Bridge, Graiguenoe, Co. Tipperary

Co. Tipperary |

Bridges & Crossings

Bridge, Graiguenoe, Co. Tipperary

A limestone plaque set into the wall of a Tipperary bridge closes with an unusual request: that every passing traveller stop and pray that its builders escape hell.

The bridge at Graiguenoe carries the River Suir beneath eight segmental-pointed arches, the kind of slightly pointed arch form common to late medieval Irish bridgework, and sits immediately south of Holycross Abbey. What makes it worth pausing over is not just its age but the way it quietly holds several centuries of construction within a single structure, and the frankness of that Latin inscription at its northwest end.

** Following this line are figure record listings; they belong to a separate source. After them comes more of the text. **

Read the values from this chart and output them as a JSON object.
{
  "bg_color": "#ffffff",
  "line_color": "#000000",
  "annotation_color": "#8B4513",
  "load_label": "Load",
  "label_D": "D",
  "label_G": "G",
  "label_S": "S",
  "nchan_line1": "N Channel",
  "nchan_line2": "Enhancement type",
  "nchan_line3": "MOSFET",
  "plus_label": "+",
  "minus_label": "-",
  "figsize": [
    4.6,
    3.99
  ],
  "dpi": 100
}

The oldest part of the bridge, the upstream section, has been dated to the first quarter of the fifteenth century, a dating based on its close resemblance to Adare Bridge in County Limerick, which was built around 1410, and to Abingdon Bridge in England, completed in 1416. The voussoirs on this section, the wedge-shaped stones that form the arches, are roughly cut, and low pointed breakwaters project upstream to deflect the current. On the downstream face, the arches are semicircular rather than pointed and are built from well-cut limestone with a chamfered edge, suggesting a later extension, probably sometime in the eighteenth or nineteenth century. Beneath three of those downstream arches, an even earlier structure is still faintly visible: a flattened, almost depressed arch of thin, roughly cut voussoirs set on edge, the ghost of a yet older crossing folded into the underside of the bridge. In 1626, James Butler, Baron of Dunboyne, undertook a substantial rebuilding of the collapsed structure with his wife, Lady Margaret O'Brien. A gate or arch was added at the western end during this work; Gabriel Beranger sketched it in the late eighteenth century, but it no longer stands. Two armorial plaques were also set into the wall, and below them the limestone inscription, carved in raised Roman script, which names a certain Nicholas Cowley as the original builder before recording the Butlers' restoration and ending with its memorable appeal to any traveller who happens to read it: say a short prayer, it asks, that the two who rebuilt it may escape the pit of hell.

The plaque appears to be in its original position, since two words of the inscription overflow onto an adjacent wall stone rather than fitting neatly within the plaque's own surface. It is a small detail, but it suggests the text was composed for exactly this spot and has not moved since 1626.